(Reuters) — Tribune Publishing Co (TPUB.N) said on Wednesday its board unanimously rejected Gannett Co Inc’s (GCI.N) unsolicited takeover offer and will proceed instead with a strategic plan to revive its print business and tap growth in digital content.
Tribune shares fell by more than 4 percent after closing at $11.02 and Gannett’s stock dropped about 13 percent after closing at $16.27, in after-market trading.
Last month, Gannett, the owner of USA Today, made a takeover bid for Tribune at $12.25 per share in cash, in a deal worth roughly $815 million.. Tribune owns the Los Angeles Times and Chicago Tribune newspapers, as well as metro dailies like the Orlando Sentinel.

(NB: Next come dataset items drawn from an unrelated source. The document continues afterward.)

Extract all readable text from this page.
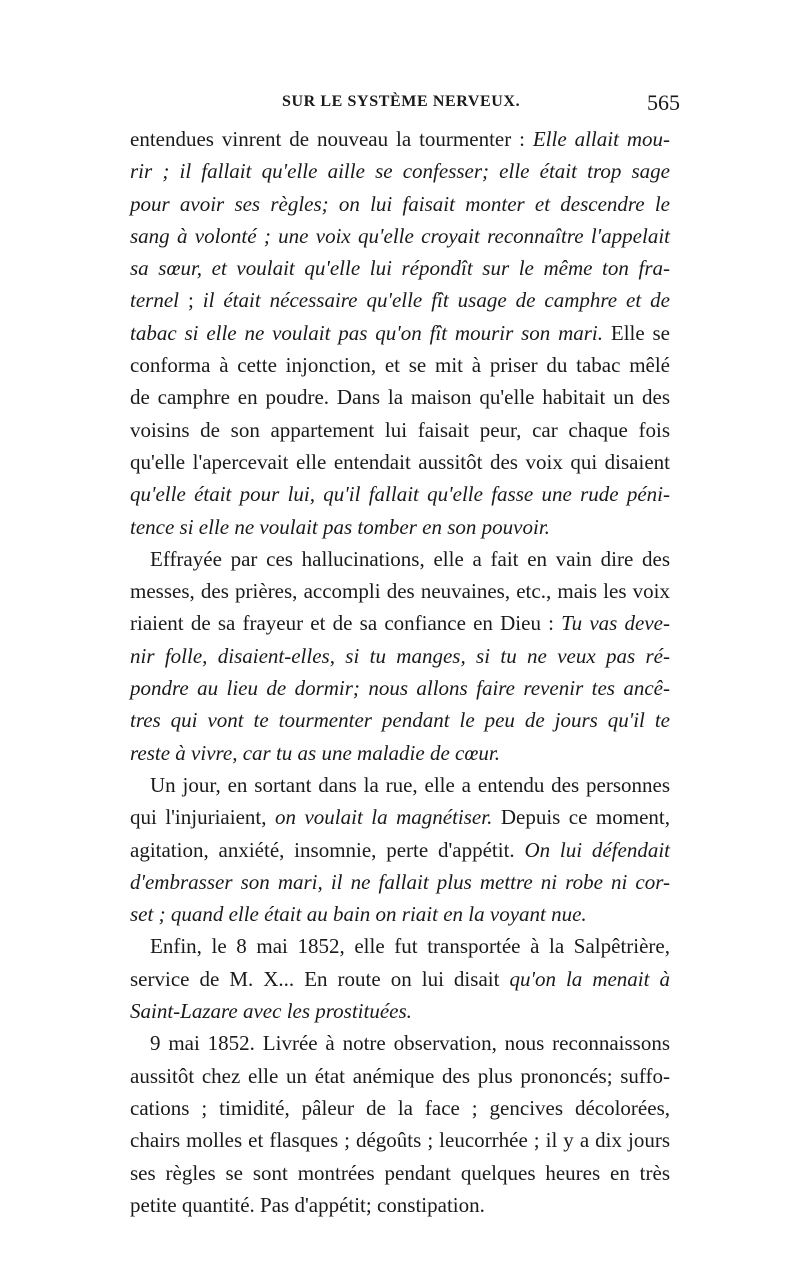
SUR LE SYSTÈME NERVEUX.	565
entendues vinrent de nouveau la tourmenter : Elle allait mou-
rir ; il fallait qu'elle aille se confesser; elle était trop sage
pour avoir ses règles; on lui faisait monter et descendre le
sang à volonté ; une voix qu'elle croyait reconnaître l'appelait
sa sœur, et voulait qu'elle lui répondît sur le même ton fra-
ternel ; il était nécessaire qu'elle fît usage de camphre et de
tabac si elle ne voulait pas qu'on fît mourir son mari. Elle se
conforma à cette injonction, et se mit à priser du tabac mêlé
de camphre en poudre. Dans la maison qu'elle habitait un des
voisins de son appartement lui faisait peur, car chaque fois
qu'elle l'apercevait elle entendait aussitôt des voix qui disaient
qu'elle était pour lui, qu'il fallait qu'elle fasse une rude péni-
tence si elle ne voulait pas tomber en son pouvoir.
Effrayée par ces hallucinations, elle a fait en vain dire des
messes, des prières, accompli des neuvaines, etc., mais les voix
riaient de sa frayeur et de sa confiance en Dieu : Tu vas deve-
nir folle, disaient-elles, si tu manges, si tu ne veux pas ré-
pondre au lieu de dormir; nous allons faire revenir tes ancê-
tres qui vont te tourmenter pendant le peu de jours qu'il te
reste à vivre, car tu as une maladie de cœur.
Un jour, en sortant dans la rue, elle a entendu des personnes
qui l'injuriaient, on voulait la magnétiser. Depuis ce moment,
agitation, anxiété, insomnie, perte d'appétit. On lui défendait
d'embrasser son mari, il ne fallait plus mettre ni robe ni cor-
set ; quand elle était au bain on riait en la voyant nue.
Enfin, le 8 mai 1852, elle fut transportée à la Salpêtrière,
service de M. X... En route on lui disait qu'on la menait à
Saint-Lazare avec les prostituées.
9 mai 1852. Livrée à notre observation, nous reconnaissons
aussitôt chez elle un état anémique des plus prononcés; suffo-
cations ; timidité, pâleur de la face ; gencives décolorées,
chairs molles et flasques ; dégoûts ; leucorrhée ; il y a dix jours
ses règles se sont montrées pendant quelques heures en très
petite quantité. Pas d'appétit; constipation.
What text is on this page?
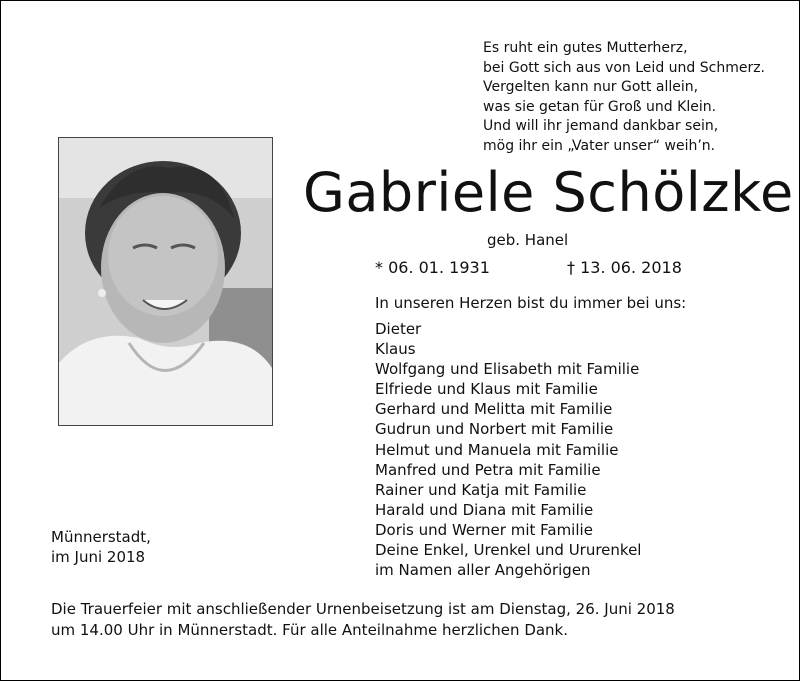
Es ruht ein gutes Mutterherz,
bei Gott sich aus von Leid und Schmerz.
Vergelten kann nur Gott allein,
was sie getan für Groß und Klein.
Und will ihr jemand dankbar sein,
mög ihr ein „Vater unser“ weih’n.
Gabriele Schölzke
geb. Hanel
* 06. 01. 1931	† 13. 06. 2018
In unseren Herzen bist du immer bei uns:
Dieter
Klaus
Wolfgang und Elisabeth mit Familie
Elfriede und Klaus mit Familie
Gerhard und Melitta mit Familie
Gudrun und Norbert mit Familie
Helmut und Manuela mit Familie
Manfred und Petra mit Familie
Rainer und Katja mit Familie
Harald und Diana mit Familie
Doris und Werner mit Familie
Deine Enkel, Urenkel und Ururenkel
im Namen aller Angehörigen
Münnerstadt,
im Juni 2018
Die Trauerfeier mit anschließender Urnenbeisetzung ist am Dienstag, 26. Juni 2018
um 14.00 Uhr in Münnerstadt. Für alle Anteilnahme herzlichen Dank.
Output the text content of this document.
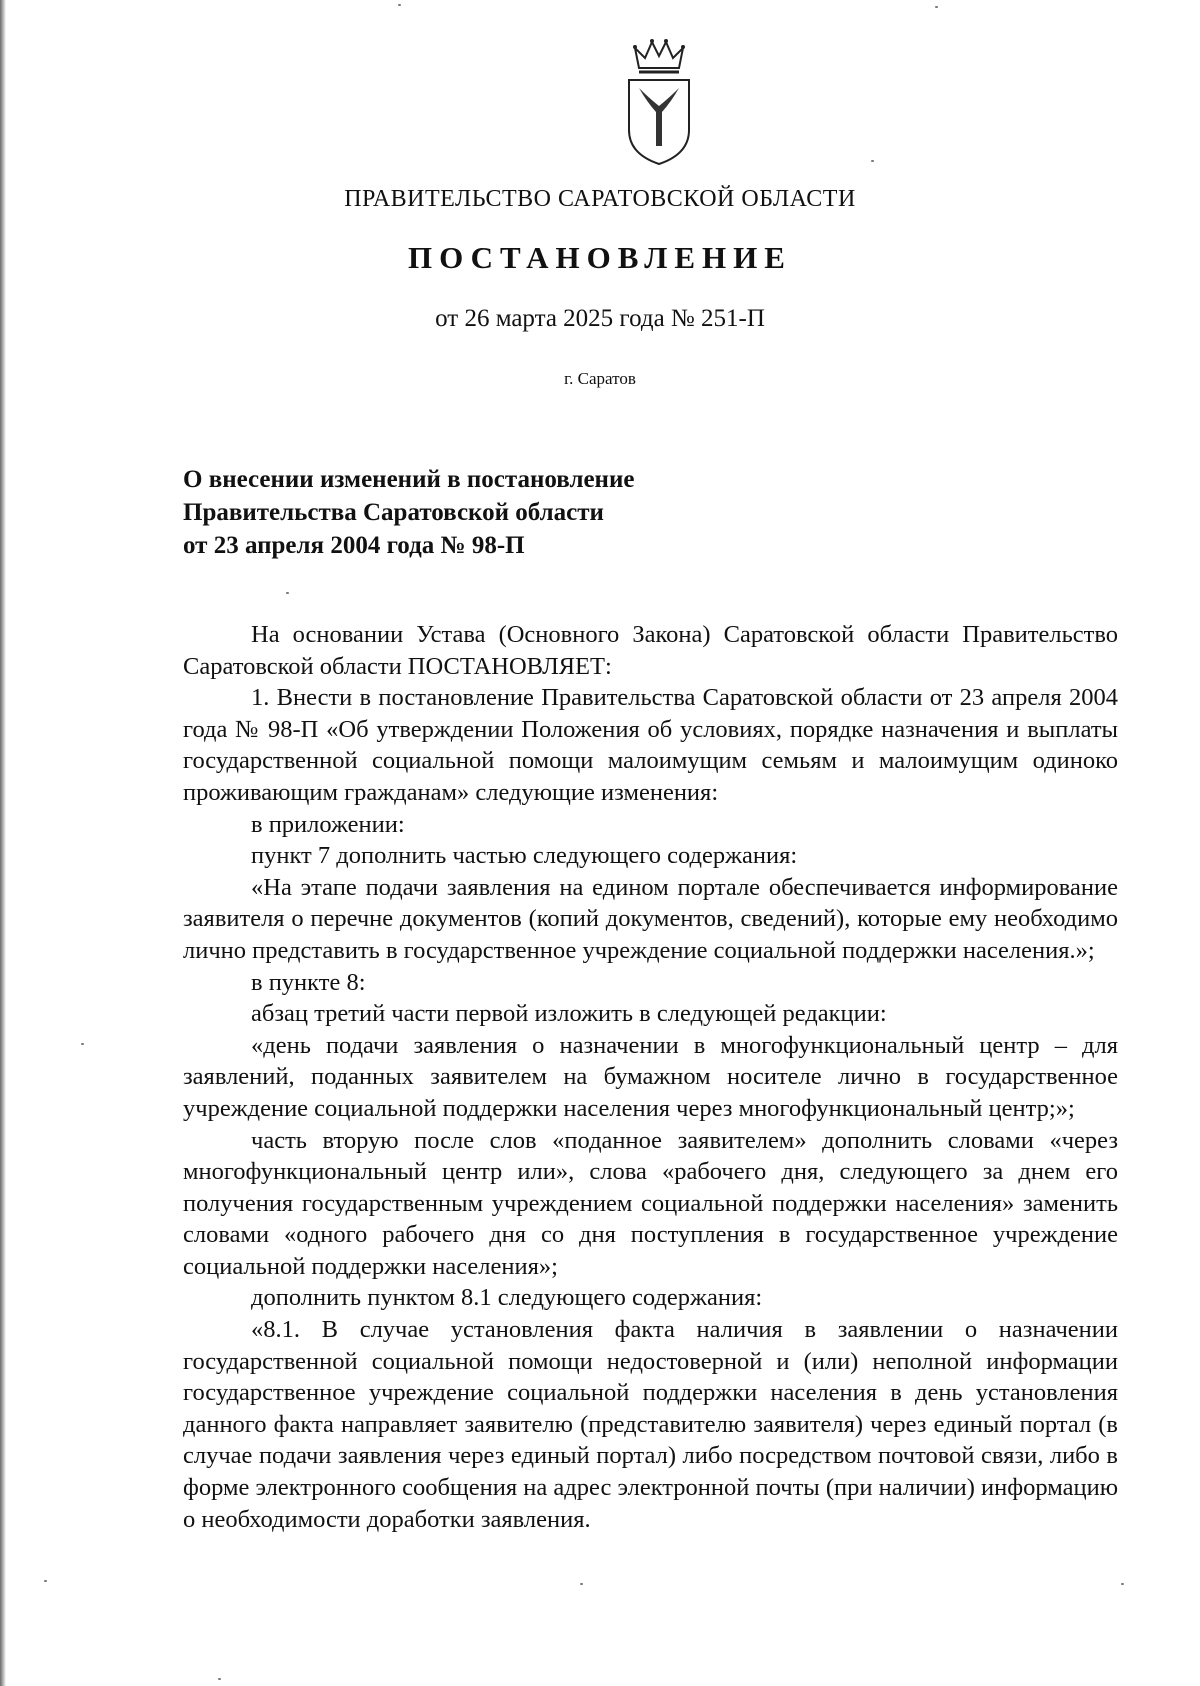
ПРАВИТЕЛЬСТВО САРАТОВСКОЙ ОБЛАСТИ
ПОСТАНОВЛЕНИЕ
от 26 марта 2025 года № 251-П
г. Саратов
О внесении изменений в постановление
Правительства Саратовской области
от 23 апреля 2004 года № 98-П

На основании Устава (Основного Закона) Саратовской области Правительство Саратовской области ПОСТАНОВЛЯЕТ:

1. Внести в постановление Правительства Саратовской области от 23 апреля 2004 года № 98-П «Об утверждении Положения об условиях, порядке назначения и выплаты государственной социальной помощи малоимущим семьям и малоимущим одиноко проживающим гражданам» следующие изменения:

в приложении:

пункт 7 дополнить частью следующего содержания:

«На этапе подачи заявления на едином портале обеспечивается информирование заявителя о перечне документов (копий документов, сведений), которые ему необходимо лично представить в государственное учреждение социальной поддержки населения.»;

в пункте 8:

абзац третий части первой изложить в следующей редакции:

«день подачи заявления о назначении в многофункциональный центр – для заявлений, поданных заявителем на бумажном носителе лично в государственное учреждение социальной поддержки населения через многофункциональный центр;»;

часть вторую после слов «поданное заявителем» дополнить словами «через многофункциональный центр или», слова «рабочего дня, следующего за днем его получения государственным учреждением социальной поддержки населения» заменить словами «одного рабочего дня со дня поступления в государственное учреждение социальной поддержки населения»;

дополнить пунктом 8.1 следующего содержания:

«8.1. В случае установления факта наличия в заявлении о назначении государственной социальной помощи недостоверной и (или) неполной информации государственное учреждение социальной поддержки населения в день установления данного факта направляет заявителю (представителю заявителя) через единый портал (в случае подачи заявления через единый портал) либо посредством почтовой связи, либо в форме электронного сообщения на адрес электронной почты (при наличии) информацию о необходимости доработки заявления.
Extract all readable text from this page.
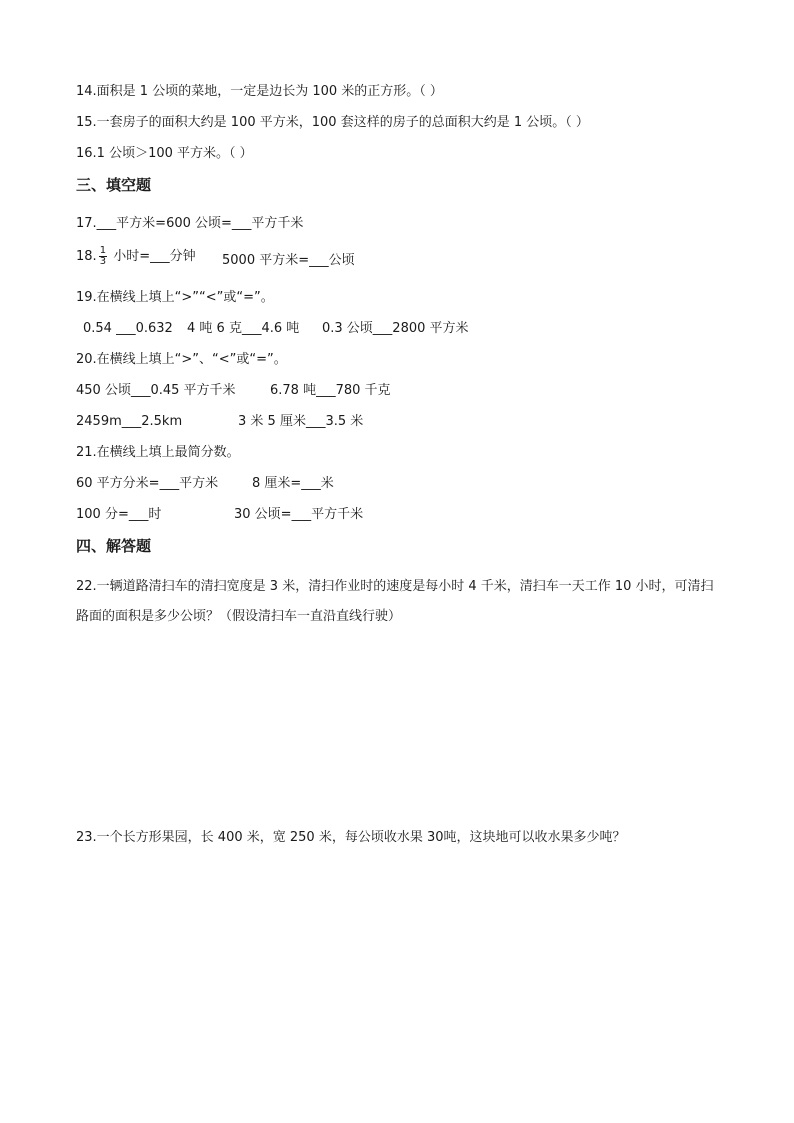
14.面积是 1 公顷的菜地，一定是边长为 100 米的正方形。（ ）
15.一套房子的面积大约是 100 平方米，100 套这样的房子的总面积大约是 1 公顷。（ ）
16.1 公顷＞100 平方米。（ ）
三、填空题
17.___平方米=600 公顷=___平方千米
18. $\frac{1}{3}$ 小时=___分钟 5000 平方米=___公顷
19.在横线上填上“>”“<”或“=”。
0.54 ___0.632 4 吨 6 克___4.6 吨 0.3 公顷___2800 平方米
20.在横线上填上“>”、“<”或“=”。
450 公顷___0.45 平方千米	6.78 吨___780 千克
2459m___2.5km	3 米 5 厘米___3.5 米
21.在横线上填上最简分数。
60 平方分米=___平方米	8 厘米=___米
100 分=___时	30 公顷=___平方千米
四、解答题
22.一辆道路清扫车的清扫宽度是 3 米，清扫作业时的速度是每小时 4 千米，清扫车一天工作 10 小时，可清扫路面的面积是多少公顷？（假设清扫车一直沿直线行驶）
23.一个长方形果园，长 400 米，宽 250 米，每公顷收水果 30吨，这块地可以收水果多少吨？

In a letter on Wednesday, Tribune told Gannett’s management that its board had reviewed the bid and decided that “the price reflected in the proposal understates the company’s true value and is not in the best interests of our shareholders.” It does not warrant “further discussion,” the company said in a statement.
Tribune’s rejection of Gannett’s proposal, comes as the newspaper industry tackles declining circulation, high costs, shrinking advertising dollars and a broad shift toward digital content, leaving publishers rushing to consolidate or find new avenues of growth.
Gannett, in response, said in a statement on Wednesday it was committed to pursuing a deal and “intends to solicit withhold votes in order to advance shareholders.”
In a statement on Monday, Gannett Chief Executive Robert Dickey urged Tribune shareholders to withhold their votes for board nominees during Tribune’s June 2 annual meeting and send a “clear message” to Tribune’s board to engage seriously.
Gannett has been on a mission to buy rivals to create a more efficient company by expanding its footprint into more cities.
“Gannett is best positioned to advance Tribune’s publications and journalism as Gannett’s strategy to grow the USA TODAY NETWORK would seamlessly extend to Tribune,” Dickey said in Gannett’s statement.
Tribune Publishing said its board believes that its new plan, which includes driving revenue from content brands, growing the Los Angeles Times as a global brand and embracing a digital strategy will “generate shareholder value in excess of Gannett’s opportunistic proposal.”
Gannett’s claims that its offer was not taken seriously by Tribune are “misleading,” Tribune Chief Executive Justin Dearborn said on an earnings call with analysts on Wednesday.
Gannett said in its statement that Tribune’s board continues to deny it access to due diligence that could help to improve its offer.